Colombia: “Nos están matando”


Approfondimento sul paro nacional con Víctor de Currea-Lugo e Giselle Sartori


 

Victor de Correa Lugo medico, professore universitario in diritto internazionale, giornalista indipendente colombiano e attivista sociale che ha seguito e riportato le proteste dalle strade di Bogotà

La situazione attuale si può definire con una sola parola: incertezza”, mi scrive Víctor de Currea-Lugo medico, professore universitario in diritto internazionale, giornalista indipendente colombiano e attivista sociale che ha seguito e riportato le proteste dalle strade di Bogotà[1].
Il 28 aprile 2021 i colombiani sono scesi in strada per protestare l’annuncio di una nuova riforma tributaria proposta dal presidente Iván Duque.
La risposta governativa a questa manifestazione è stata il dispiegamento delle forze armate e di polizia che hanno usato, e stanno tutt’ora usando, un uso massiccio della violenza. Mentre questo articolo viene scritto el paro nacional  (lo sciopero nazionale) ha raggiunto il suo quindicesimo giorno, i morti tra i manifestanti sono già 40, come riportato da diverse testate giornalistiche e Organizzazioni Non Governative quali Temblores[2], ed è difficile prevedere quale sarà la situazione quando leggerete queste parole. Molto probabilmente la conta delle violenze sarà aumentata. Nel frattempo la miccia che ha acceso tutto, la riforma tributaria, è stata ritirata lunedì 3 maggio ma le proteste non si arrestano.

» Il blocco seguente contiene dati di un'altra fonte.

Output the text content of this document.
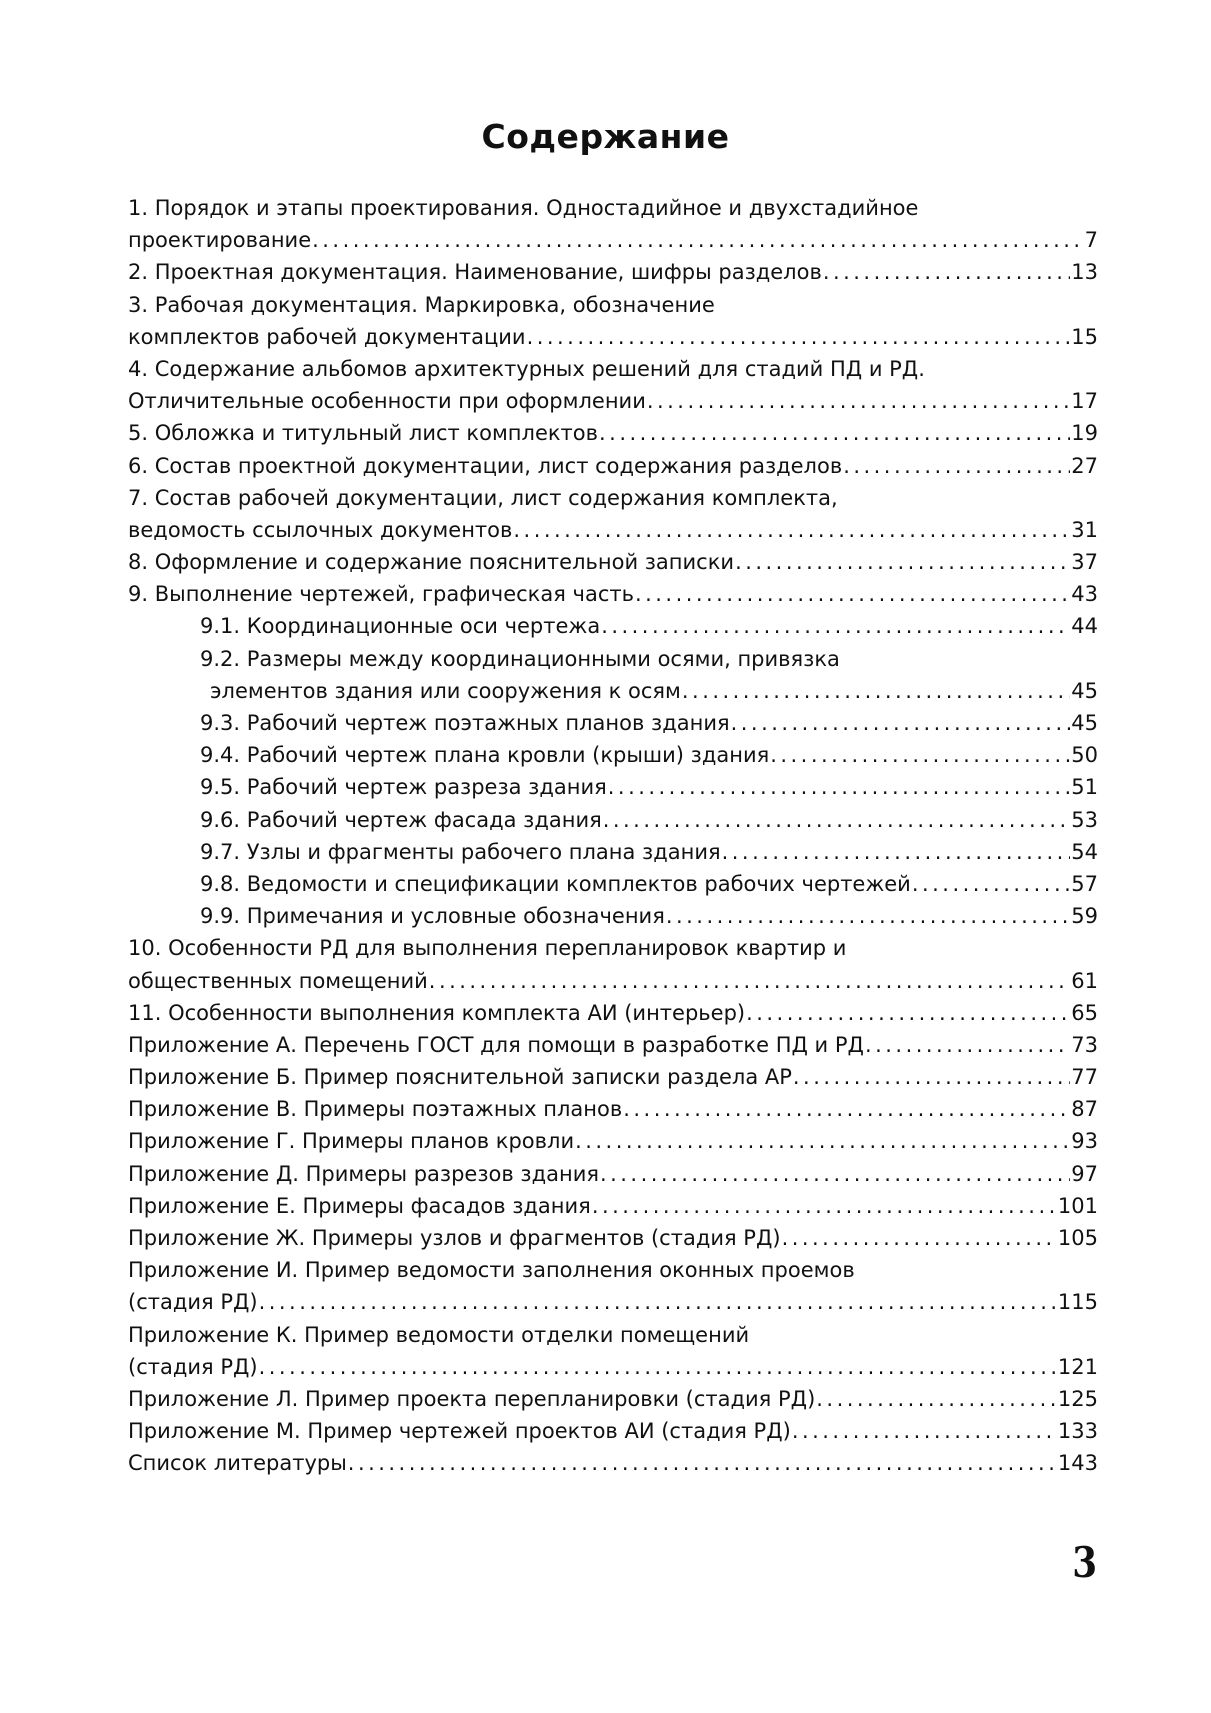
Содержание
1. Порядок и этапы проектирования. Одностадийное и двухстадийное
проектирование . . .	7
2. Проектная документация. Наименование, шифры разделов . . .	13
3. Рабочая документация. Маркировка, обозначение
комплектов рабочей документации . . .	15
4. Содержание альбомов архитектурных решений для стадий ПД и РД.
Отличительные особенности при оформлении . . .	17
5. Обложка и титульный лист комплектов . . .	19
6. Состав проектной документации, лист содержания разделов . . .	27
7. Состав рабочей документации, лист содержания комплекта,
ведомость ссылочных документов . . .	31
8. Оформление и содержание пояснительной записки . . .	37
9. Выполнение чертежей, графическая часть . . .	43
9.1. Координационные оси чертежа . . .	44
9.2. Размеры между координационными осями, привязка
элементов здания или сооружения к осям . . .	45
9.3. Рабочий чертеж поэтажных планов здания . . .	45
9.4. Рабочий чертеж плана кровли (крыши) здания . . .	50
9.5. Рабочий чертеж разреза здания . . .	51
9.6. Рабочий чертеж фасада здания . . .	53
9.7. Узлы и фрагменты рабочего плана здания . . .	54
9.8. Ведомости и спецификации комплектов рабочих чертежей . . .	57
9.9. Примечания и условные обозначения . . .	59
10. Особенности РД для выполнения перепланировок квартир и
общественных помещений . . .	61
11. Особенности выполнения комплекта АИ (интерьер) . . .	65
Приложение А. Перечень ГОСТ для помощи в разработке ПД и РД . . .	73
Приложение Б. Пример пояснительной записки раздела АР . . .	77
Приложение В. Примеры поэтажных планов . . .	87
Приложение Г. Примеры планов кровли . . .	93
Приложение Д. Примеры разрезов здания . . .	97
Приложение Е. Примеры фасадов здания . . .	101
Приложение Ж. Примеры узлов и фрагментов (стадия РД) . . .	105
Приложение И. Пример ведомости заполнения оконных проемов
(стадия РД) . . .	115
Приложение К. Пример ведомости отделки помещений
(стадия РД) . . .	121
Приложение Л. Пример проекта перепланировки (стадия РД) . . .	125
Приложение М. Пример чертежей проектов АИ (стадия РД) . . .	133
Список литературы . . .	143
3
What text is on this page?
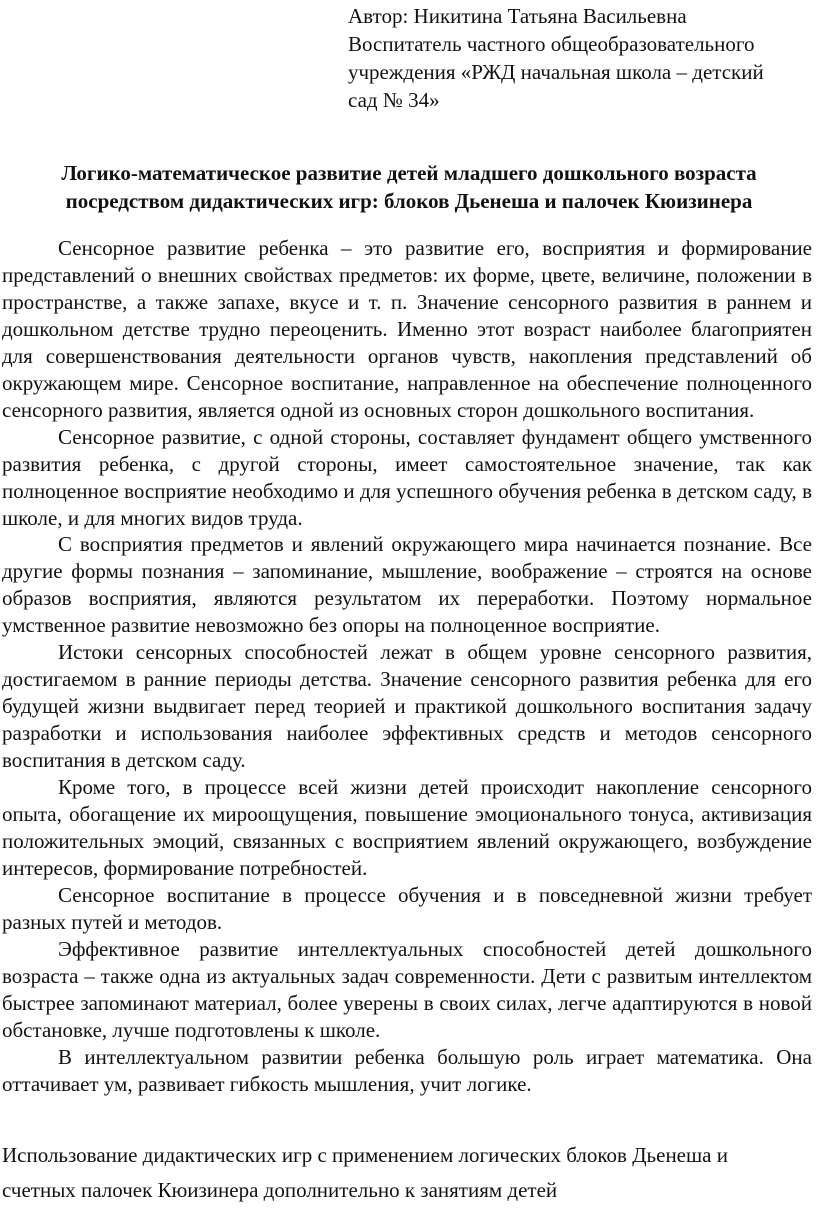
Автор: Никитина Татьяна Васильевна
Воспитатель частного общеобразовательного
учреждения «РЖД начальная школа – детский
сад № 34»
Логико-математическое развитие детей младшего дошкольного возраста
посредством дидактических игр: блоков Дьенеша и палочек Кюизинера

Сенсорное развитие ребенка – это развитие его, восприятия и формирование представлений о внешних свойствах предметов: их форме, цвете, величине, положении в пространстве, а также запахе, вкусе и т. п. Значение сенсорного развития в раннем и дошкольном детстве трудно переоценить. Именно этот возраст наиболее благоприятен для совершенствования деятельности органов чувств, накопления представлений об окружающем мире. Сенсорное воспитание, направленное на обеспечение полноценного сенсорного развития, является одной из основных сторон дошкольного воспитания.

Сенсорное развитие, с одной стороны, составляет фундамент общего умственного развития ребенка, с другой стороны, имеет самостоятельное значение, так как полноценное восприятие необходимо и для успешного обучения ребенка в детском саду, в школе, и для многих видов труда.

С восприятия предметов и явлений окружающего мира начинается познание. Все другие формы познания – запоминание, мышление, воображение – строятся на основе образов восприятия, являются результатом их переработки. Поэтому нормальное умственное развитие невозможно без опоры на полноценное восприятие.

Истоки сенсорных способностей лежат в общем уровне сенсорного развития, достигаемом в ранние периоды детства. Значение сенсорного развития ребенка для его будущей жизни выдвигает перед теорией и практикой дошкольного воспитания задачу разработки и использования наиболее эффективных средств и методов сенсорного воспитания в детском саду.

Кроме того, в процессе всей жизни детей происходит накопление сенсорного опыта, обогащение их мироощущения, повышение эмоционального тонуса, активизация положительных эмоций, связанных с восприятием явлений окружающего, возбуждение интересов, формирование потребностей.

Сенсорное воспитание в процессе обучения и в повседневной жизни требует разных путей и методов.

Эффективное развитие интеллектуальных способностей детей дошкольного возраста – также одна из актуальных задач современности. Дети с развитым интеллектом быстрее запоминают материал, более уверены в своих силах, легче адаптируются в новой обстановке, лучше подготовлены к школе.

В интеллектуальном развитии ребенка большую роль играет математика. Она оттачивает ум, развивает гибкость мышления, учит логике.

Использование дидактических игр с применением логических блоков Дьенеша и
счетных палочек Кюизинера дополнительно к занятиям детей
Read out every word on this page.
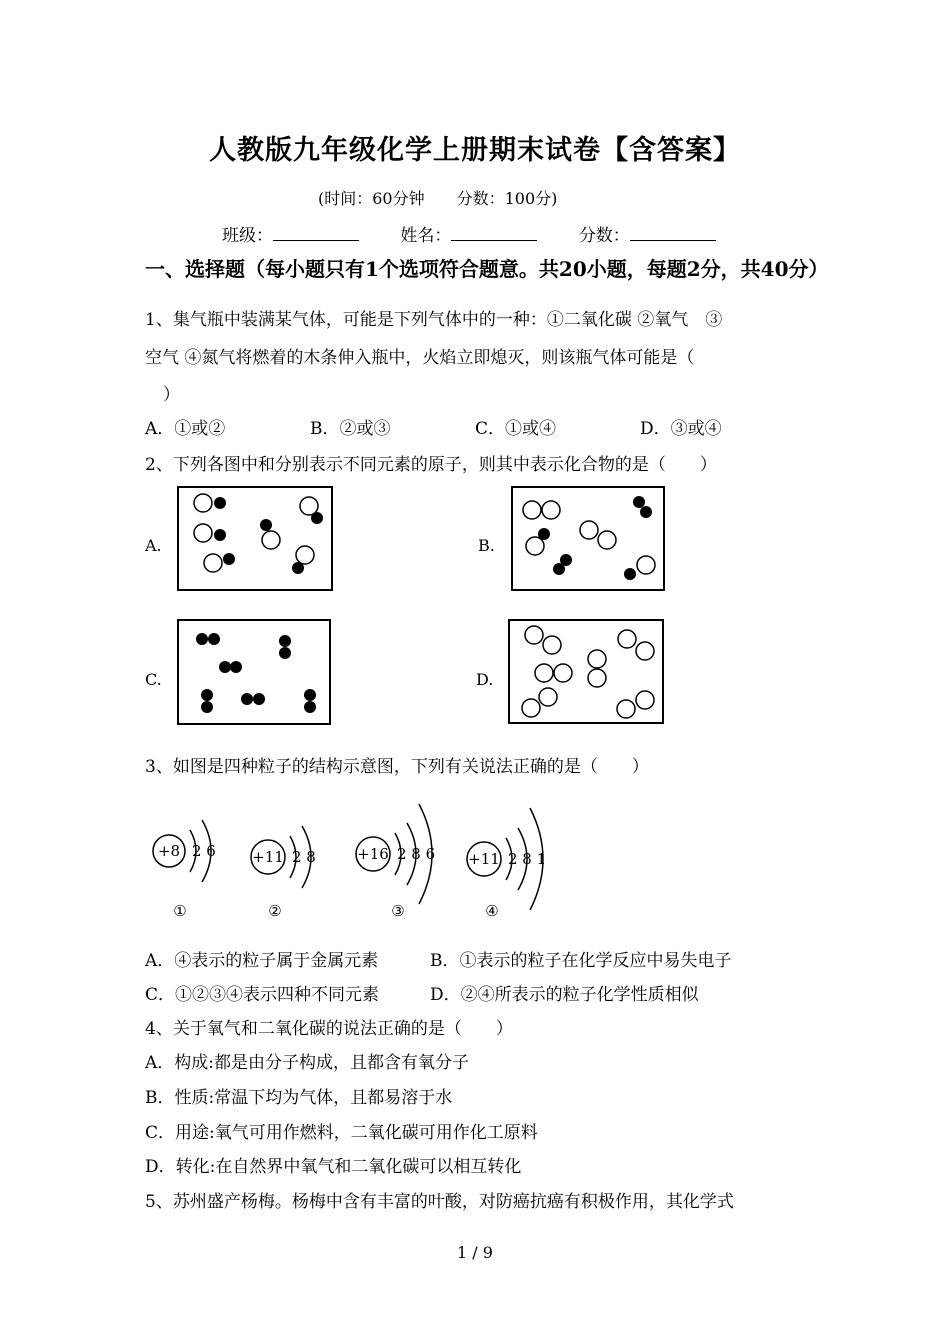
人教版九年级化学上册期末试卷【含答案】
(时间：60分钟　　分数：100分)
班级：	姓名：	分数：
一、选择题（每小题只有1个选项符合题意。共20小题，每题2分，共40分）
1、集气瓶中装满某气体，可能是下列气体中的一种：①二氧化碳 ②氧气　③
空气 ④氮气将燃着的木条伸入瓶中，火焰立即熄灭，则该瓶气体可能是（
）
A．①或②	B．②或③	C．①或④	D．③或④
2、下列各图中和分别表示不同元素的原子，则其中表示化合物的是（　　）
A.	B.
C.	D.
3、如图是四种粒子的结构示意图，下列有关说法正确的是（　　）
+8 2 6 +11 2 8	+16 2 8 6 +11 2 8 1
①	②	③	④
A．④表示的粒子属于金属元素	B．①表示的粒子在化学反应中易失电子
C．①②③④表示四种不同元素	D．②④所表示的粒子化学性质相似
4、关于氧气和二氧化碳的说法正确的是（　　）
A．构成:都是由分子构成，且都含有氧分子
B．性质:常温下均为气体，且都易溶于水
C．用途:氧气可用作燃料，二氧化碳可用作化工原料
D．转化:在自然界中氧气和二氧化碳可以相互转化
5、苏州盛产杨梅。杨梅中含有丰富的叶酸，对防癌抗癌有积极作用，其化学式
1 / 9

Il contesto e la riforma tributaria

Come ha scritto Cecilia Recchi all’inizio delle proteste: “La riforma proposta prevedeva un aumento della pressione fiscale con l’obiettivo di generare un gettito di circa 600 milioni di dollari per risanare le finanze pubbliche[3].
Il Prodotto Interno Lordo (PIL) colombiano è sceso del 6,8% l’anno scorso [4], questo dato si va a inserire in un contesto di diseguaglianza sociale, povertà e mala gestione dell’emergenza da Covid-19. Infatti, l’economista Boaventura de Sousa Santos ci ricorda che nel 2020 la Colombia è il paese con un 42,5% della sua popolazione in stato di povertà, e un 15,1% in stato di povertà estrema[5].
Giselle Sartori, antropologa e cooperante in progetti di sviluppo e aiuto umanitario in America Latina (attualmente a Pasto, Colombia), racconta che “secondo il DANE[6], si sa che 2.3 milioni di famiglie possono permettersi soltanto due pasti al giorno […] nel gennaio 2021 si sono registrati 4.1 milioni di disoccupati, inoltre l’indice di povertà è passato dal 31,7% al 38,7%. La situazione già di per sé complessa è aggravata da un conflitto che dura da oltre 50 anni, e che dalla firma degli Accordi di Pace con le FARC-EP del 2016 ha lasciato tutta una serie di questioni sociali irrisolte, come quella della riforma agraria, che interessano particolarmente le fasce più vulnerabili della popolazione, come le comunità indigene e gli afrodiscendenti”.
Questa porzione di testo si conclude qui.